In the realm of metabolic disorders, extracellular vesicles (EVs) are emerging as critical players in disease mechanisms and potential therapeutic targets. A pivotal study highlighted the role of a cis-regulatory element at histone deacetylase 9 (HDAC9) in regulating chronic inflammation associated with atherosclerosis, which is a significant risk factor for metabolic diseases (ref: Asare doi.org/10.1016/j.immuni.2025.01.003/). This research underscores the importance of understanding EV-mediated signaling in the context of metabolic health. Additionally, ergothioneine has been shown to improve healthspan in aged animals, enhancing metabolic resilience and physical performance, which could be linked to the modulation of EVs in metabolic pathways (ref: Petrovic doi.org/10.1016/j.cmet.2024.12.008/). These findings suggest that targeting EVs could offer new strategies for managing metabolic disorders and improving overall health outcomes.

Extracellular vesicles (EVs) are integral to the immune response, particularly in the context of chronic inflammation and disease. A significant study identified a cis-regulatory element at histone deacetylase 9 (HDAC9) as a major risk factor for cardiovascular diseases, revealing its role in regulating inflammasome activation and chronic inflammation (ref: Asare doi.org/10.1016/j.immuni.2025.01.003/). This highlights the potential of EVs in mediating immune responses and their implications in various diseases. The understanding of EVs in immune modulation is crucial for developing targeted therapies aimed at enhancing immune function or mitigating excessive inflammatory responses.

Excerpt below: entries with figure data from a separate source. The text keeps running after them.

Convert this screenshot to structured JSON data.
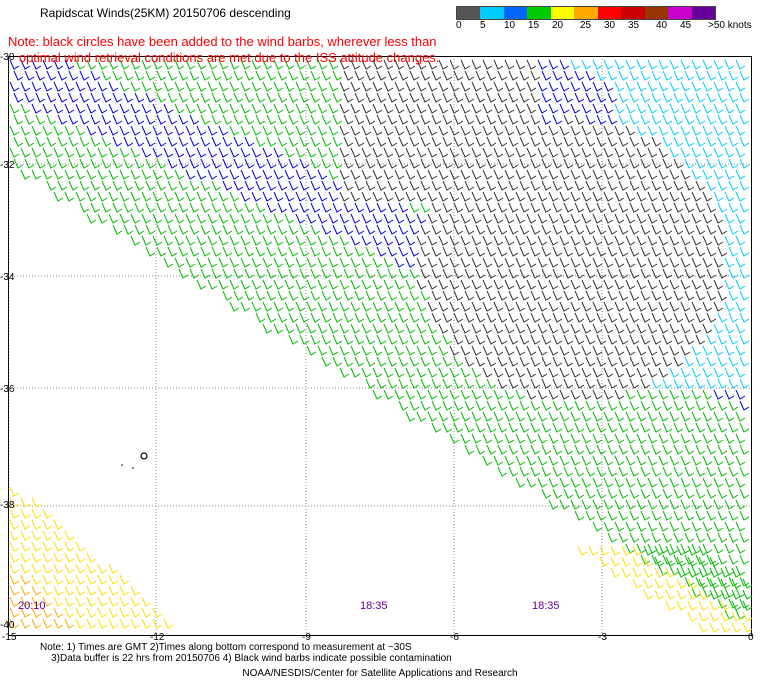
{
  "title": "Rapidscat Winds(25KM) 20150706 descending",
  "note": {
    "line1": "Note: black circles have been added to the wind barbs, wherever less than",
    "line2": "optimal wind retrieval conditions are met due to the ISS attitude changes."
  },
  "color_scale": {
    "labels": [
      "0",
      "5",
      "10",
      "15",
      "20",
      "25",
      "30",
      "35",
      "40",
      "45",
      ">50 knots"
    ],
    "colors": [
      "#555555",
      "#00ccff",
      "#0066ff",
      "#00cc00",
      "#ffff00",
      "#ffaa00",
      "#ff0000",
      "#cc0000",
      "#993300",
      "#cc00cc",
      "#660099"
    ]
  },
  "lat_labels": [
    "-30",
    "-32",
    "-34",
    "-36",
    "-38",
    "-40"
  ],
  "lon_labels": [
    "-15",
    "-12",
    "-9",
    "-6",
    "-3",
    "0"
  ],
  "times": [
    "20:10",
    "18:35",
    "18:35"
  ],
  "footer": {
    "line1": "Note: 1) Times are GMT 2)Times along bottom correspond to measurement at ~30S",
    "line2": "3)Data buffer is 22 hrs from 20150706 4) Black wind barbs indicate possible contamination",
    "line3": "NOAA/NESDIS/Center for Satellite Applications and Research"
  }
}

Extracellular vesicles (EVs) are gaining traction in regenerative medicine due to their ability to facilitate cell communication and influence tissue repair processes. The study of exosomal miR-302b demonstrated its potential to rejuvenate aging cells, suggesting that EVs can be harnessed for therapeutic interventions aimed at reversing cellular senescence (ref: Bi doi.org/10.1016/j.cmet.2024.11.013/). This finding underscores the regenerative potential of EVs in promoting tissue repair and regeneration. Additionally, the role of EVs in modulating the tumor microenvironment, as seen with circPRKD3-loaded exosomes, indicates their capacity to influence both regenerative and pathological processes (ref: Zhang doi.org/10.1093/neuonc/). The integration of EVs into regenerative medicine strategies could pave the way for innovative treatments for age-related and degenerative diseases.

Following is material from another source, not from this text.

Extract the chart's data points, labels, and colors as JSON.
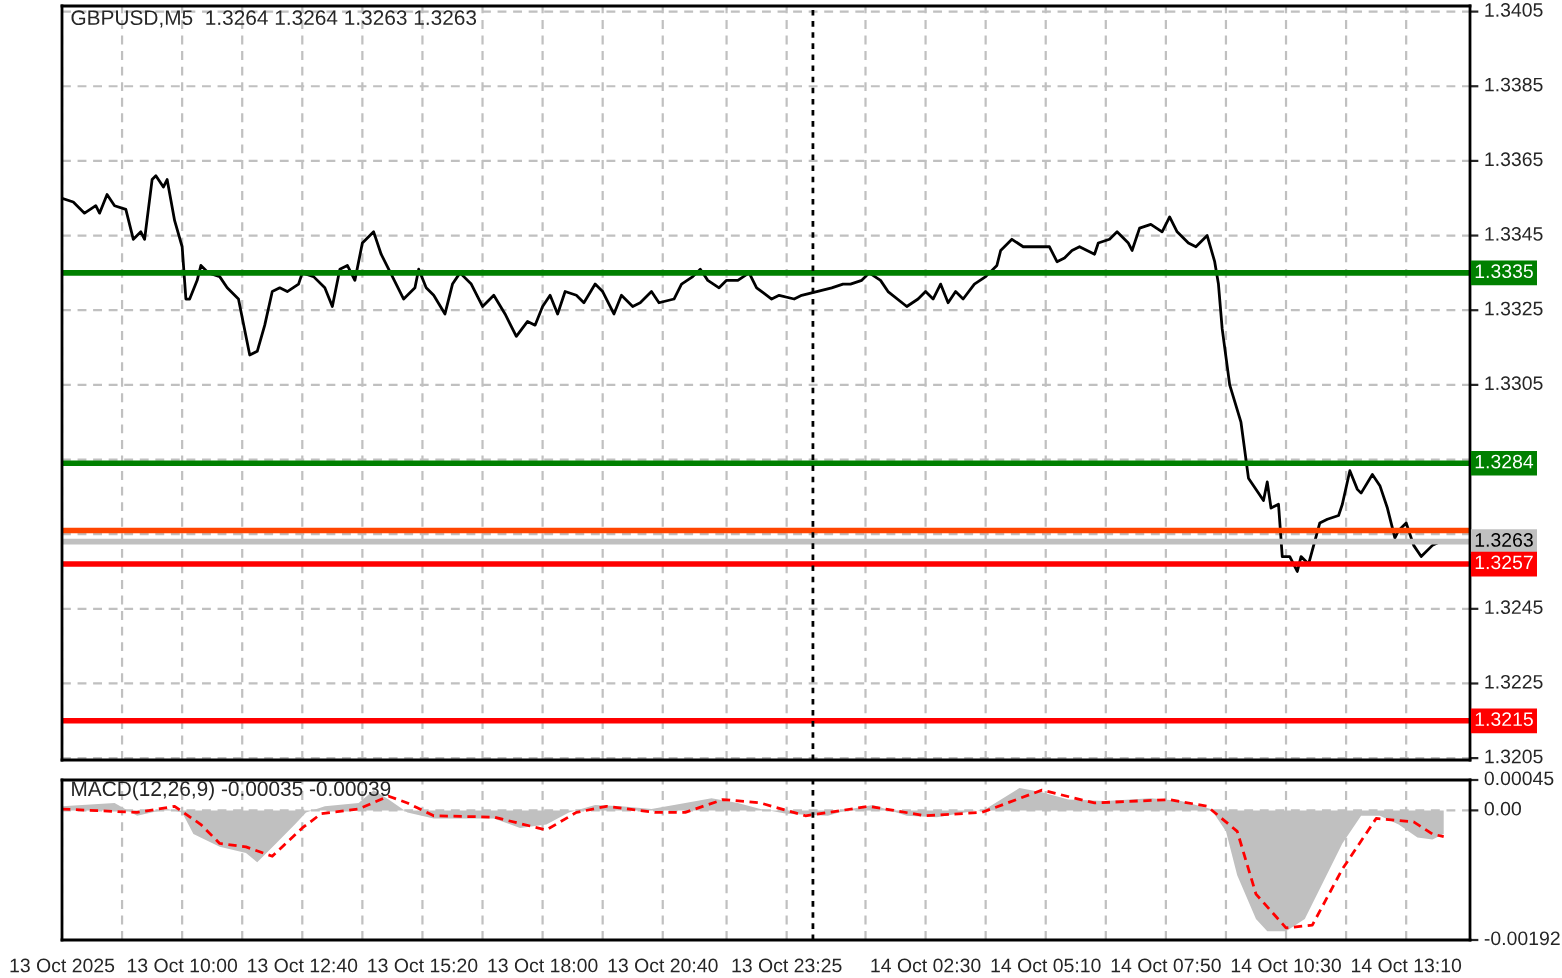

The role of extracellular vesicles (EVs) in infectious diseases is an emerging area of research, particularly in understanding how they can modulate immune responses. A study focusing on the regulation of chronic inflammation through histone deacetylase 9 (HDAC9) revealed its significant impact on inflammasome activation, which is crucial in the context of infectious diseases (ref: Asare doi.org/10.1016/j.immuni.2025.01.003/). This highlights the potential of targeting EV-mediated pathways to enhance immune responses against infections. Understanding the dynamics of EVs in infectious contexts could lead to novel therapeutic strategies aimed at improving immune function and combating infectious diseases.

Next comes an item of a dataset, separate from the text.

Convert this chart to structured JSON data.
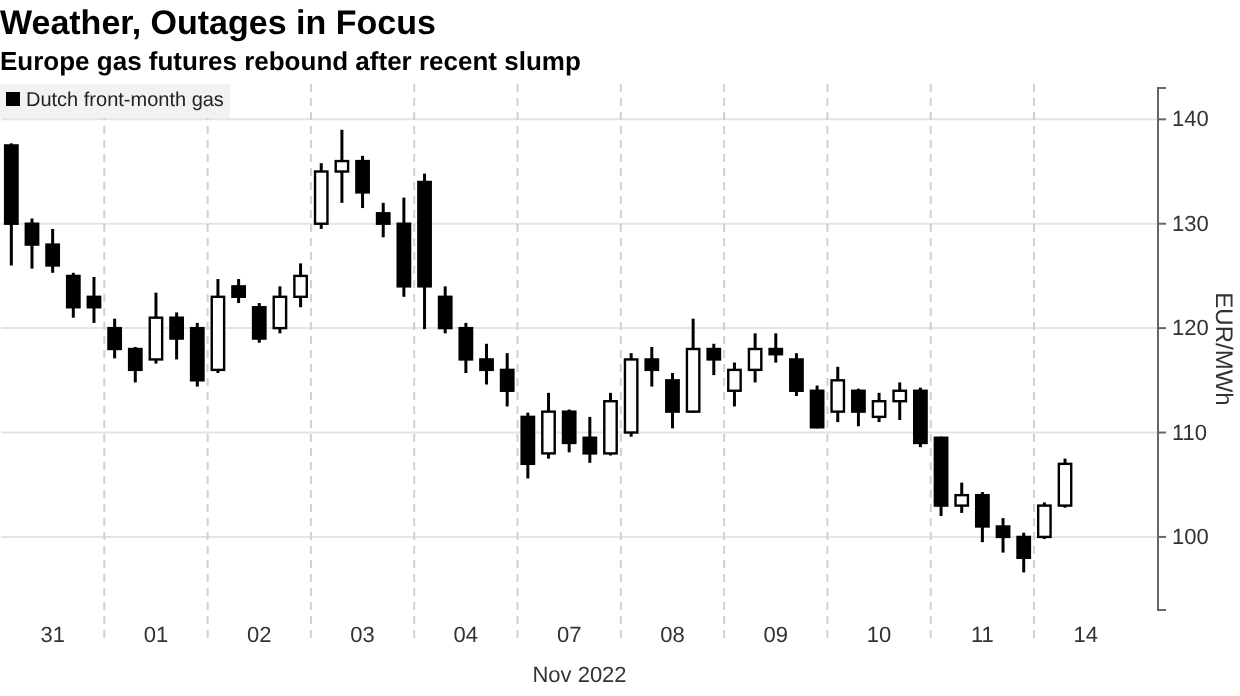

Extracellular vesicles (EVs) are increasingly recognized for their potential in diagnostic applications, particularly in cancer and other diseases. The EXONERATE study demonstrated that exosome-based liquid biopsies could predict treatment responses in metastatic colorectal cancer, with specific exosomal markers correlating with progression-free survival outcomes (ref: Xu doi.org/10.1158/1078-0432.CCR-24-1934/). This finding underscores the utility of EVs as non-invasive biomarkers for disease monitoring and treatment efficacy. Additionally, the exploration of EVs in various disease contexts, including cardiovascular and metabolic disorders, suggests that they could serve as valuable diagnostic tools, providing insights into disease mechanisms and patient prognosis.